ITV1 kicked off what they are breathlessly billing as "A Week of Finals" with the Champions' League on Wednesday, followed by yesterday's FA Cup final and last night's 'Britain's Got Talent' climax, if that's the right word to use for a contest which has starred the famously celibate Susan Boyle.
Was their coverage of the encounter between Manchester United and Barcelona a triumph? Depends which way you look at it. Certainly the audience figures, which peaked at 10.3 million, attracting 39 per cent of viewers on terrestrial television, will have delighted ITV. And ad revenue of £8 million will also have been welcomed by the cash-strapped channel.
But there's a slightly unconvincing air about ITV's football coverage these days.

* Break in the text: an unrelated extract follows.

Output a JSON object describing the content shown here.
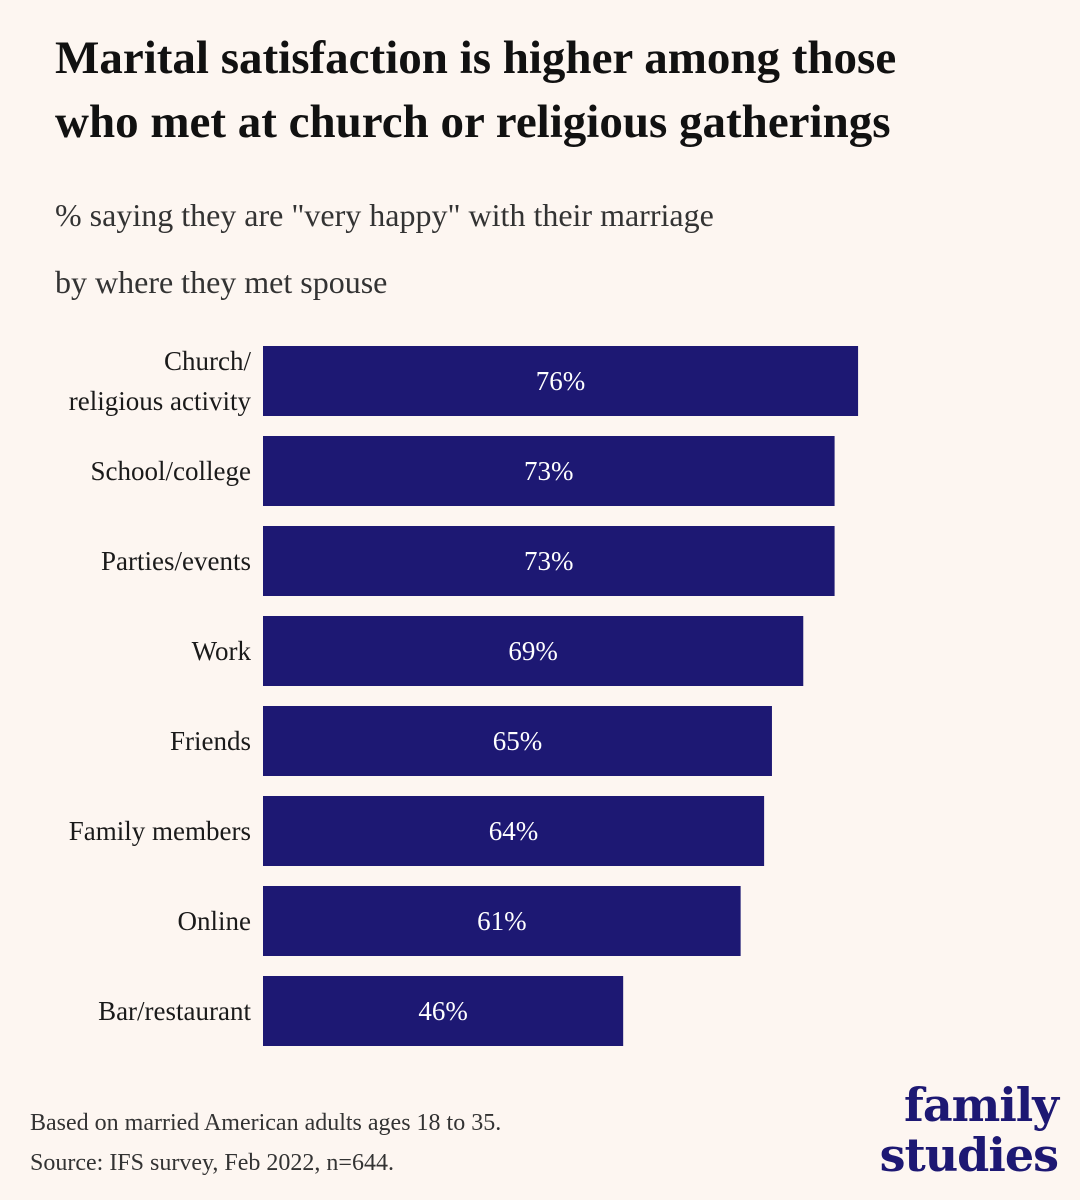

Tuesday's preview, presented by Jim Rosenthal, set out the stall for the live action well enough, but on the day the commentary team of Clive Tyldesley and David Pleat, backed up by analysts Andy Townsend and Teddy Sheringham, struggled to pick up the ball and run with it with the same aplomb.
Whereas Rosenthal gently guyed the "city of gladiators" clichés that are always a temptation when covering any big sporting event in Rome, Tyld-esley had no such inhibitions at the Stadio Olimpico: "We're a few kilometres out of town from the Colosseum, but there's something rather gladiatorial about this moment," he announced; you could almost imagine him in a toga.
"It could be a really special night; if we get an early goal it could be sensational," said Townsend. "My gut feeling is United – I think they will squeeze it 2-1." Sheringham nodded sagely, before adding: "I think there will be more goals, I really do."
United's bright opening seemed to bear this out, but then Samuel Eto'o's goal for Barça left the ITV team bemused. "Big games are like a big film... players are actors," United legend turned movie star Eric Cantona pronounced while plugging his latest picture, 'Finding Eric'. Tyldes-ley and Co couldn't understand why this big game wasn't going according to the script.
At half-time they seemed in as much disarray as United. Sheringham, never the most articulate of men, spluttered while watching a replay of Eto'o scoring: "Don't give him a half-chance... it's not even a half-chance... look, there's his half-chance". The others fell back on the tried, tested and trite: "If the Spanish get a second, then it's a mountain to climb" (Townsend); and "Edwin van der Sar, 38 years young" (Tyldesley).
By the end the rout was complete, on and off the pitch. All that was left was to conduct gloomy interviews with the losing Manchester contingent and creep away, leaving the Barça boys to celebrate. Someone quoted Sir Alex's phrase: "Football... bloody hell." It was for United and the commentary team, if not for ITV's bean-counters.